Here’s the rub: once the narrative is chosen, and it sticks, it is very hard to discuss the issue outside the framework of the established narrative. Take a look at an interview online this week with Kevin Hall, national economics correspondent for the McClatchy newspaper chain. Hall goes after the myth that Fannie, Freddie and CRA were to blame.

Here’s Hall’s take:

“There's a perception that has been fueled by the right that somehow Fannie and Freddie are behind this whole collapse because of the Community Reinvestment Act and the forcing [of] banks to lend to minorities. The truth could be nothing farther than that, and we've written stories about that and proved it, yet it seems to take on, you know, this national lore as if it just has to be true.”
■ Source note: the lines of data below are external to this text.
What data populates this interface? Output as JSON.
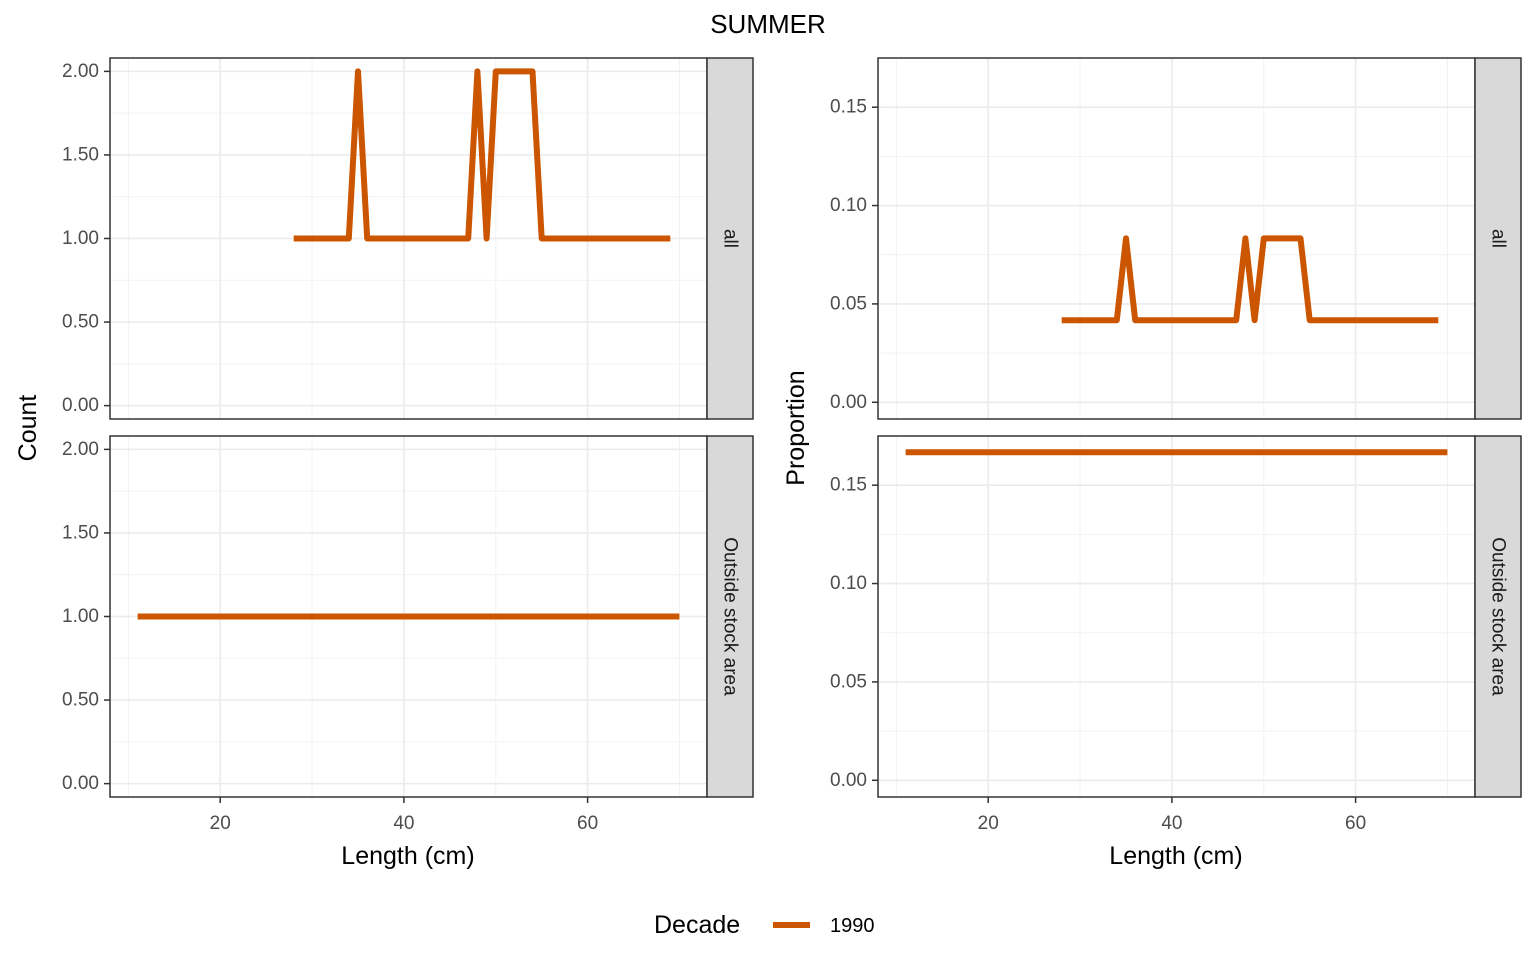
{
  "title": "SUMMER",
  "legend": {
    "title": "Decade",
    "entries": [
      {
        "label": "1990",
        "color": "#CC5500"
      }
    ]
  },
  "chart_data": [
    {
      "type": "line",
      "facet": "all",
      "xlabel": "Length (cm)",
      "ylabel": "Count",
      "xlim": [
        8,
        73
      ],
      "ylim": [
        -0.08,
        2.08
      ],
      "xticks": [
        20,
        40,
        60
      ],
      "yticks": [
        0,
        0.5,
        1,
        1.5,
        2
      ],
      "ytick_labels": [
        "0.00",
        "0.50",
        "1.00",
        "1.50",
        "2.00"
      ],
      "grid": true,
      "series": [
        {
          "name": "1990",
          "color": "#CC5500",
          "x": [
            28,
            34,
            35,
            36,
            47,
            48,
            49,
            50,
            54,
            55,
            69
          ],
          "y": [
            1,
            1,
            2,
            1,
            1,
            2,
            1,
            2,
            2,
            1,
            1
          ]
        }
      ]
    },
    {
      "type": "line",
      "facet": "Outside stock area",
      "xlabel": "Length (cm)",
      "ylabel": "Count",
      "xlim": [
        8,
        73
      ],
      "ylim": [
        -0.08,
        2.08
      ],
      "xticks": [
        20,
        40,
        60
      ],
      "yticks": [
        0,
        0.5,
        1,
        1.5,
        2
      ],
      "ytick_labels": [
        "0.00",
        "0.50",
        "1.00",
        "1.50",
        "2.00"
      ],
      "grid": true,
      "series": [
        {
          "name": "1990",
          "color": "#CC5500",
          "x": [
            11,
            70
          ],
          "y": [
            1,
            1
          ]
        }
      ]
    },
    {
      "type": "line",
      "facet": "all",
      "xlabel": "Length (cm)",
      "ylabel": "Proportion",
      "xlim": [
        8,
        73
      ],
      "ylim": [
        -0.0085,
        0.175
      ],
      "xticks": [
        20,
        40,
        60
      ],
      "yticks": [
        0,
        0.05,
        0.1,
        0.15
      ],
      "ytick_labels": [
        "0.00",
        "0.05",
        "0.10",
        "0.15"
      ],
      "grid": true,
      "series": [
        {
          "name": "1990",
          "color": "#CC5500",
          "x": [
            28,
            34,
            35,
            36,
            47,
            48,
            49,
            50,
            54,
            55,
            69
          ],
          "y": [
            0.0417,
            0.0417,
            0.0833,
            0.0417,
            0.0417,
            0.0833,
            0.0417,
            0.0833,
            0.0833,
            0.0417,
            0.0417
          ]
        }
      ]
    },
    {
      "type": "line",
      "facet": "Outside stock area",
      "xlabel": "Length (cm)",
      "ylabel": "Proportion",
      "xlim": [
        8,
        73
      ],
      "ylim": [
        -0.0085,
        0.175
      ],
      "xticks": [
        20,
        40,
        60
      ],
      "yticks": [
        0,
        0.05,
        0.1,
        0.15
      ],
      "ytick_labels": [
        "0.00",
        "0.05",
        "0.10",
        "0.15"
      ],
      "grid": true,
      "series": [
        {
          "name": "1990",
          "color": "#CC5500",
          "x": [
            11,
            70
          ],
          "y": [
            0.1667,
            0.1667
          ]
        }
      ]
    }
  ]
}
He continued: “The CRA loans are the best-performing loans. The subprime loans—in fact, the majority of subprime loans weren't given to minorities; they were given to white folks who were buying second homes and vacation homes and flipping homes.”

Granted, Hall’s sound bite itself is a bit of an oversimplication and, what could be argued, reverse racism. Maybe in an environment where others continue to fan the flame, it may sometimes prove irresistible to fight fire with fire.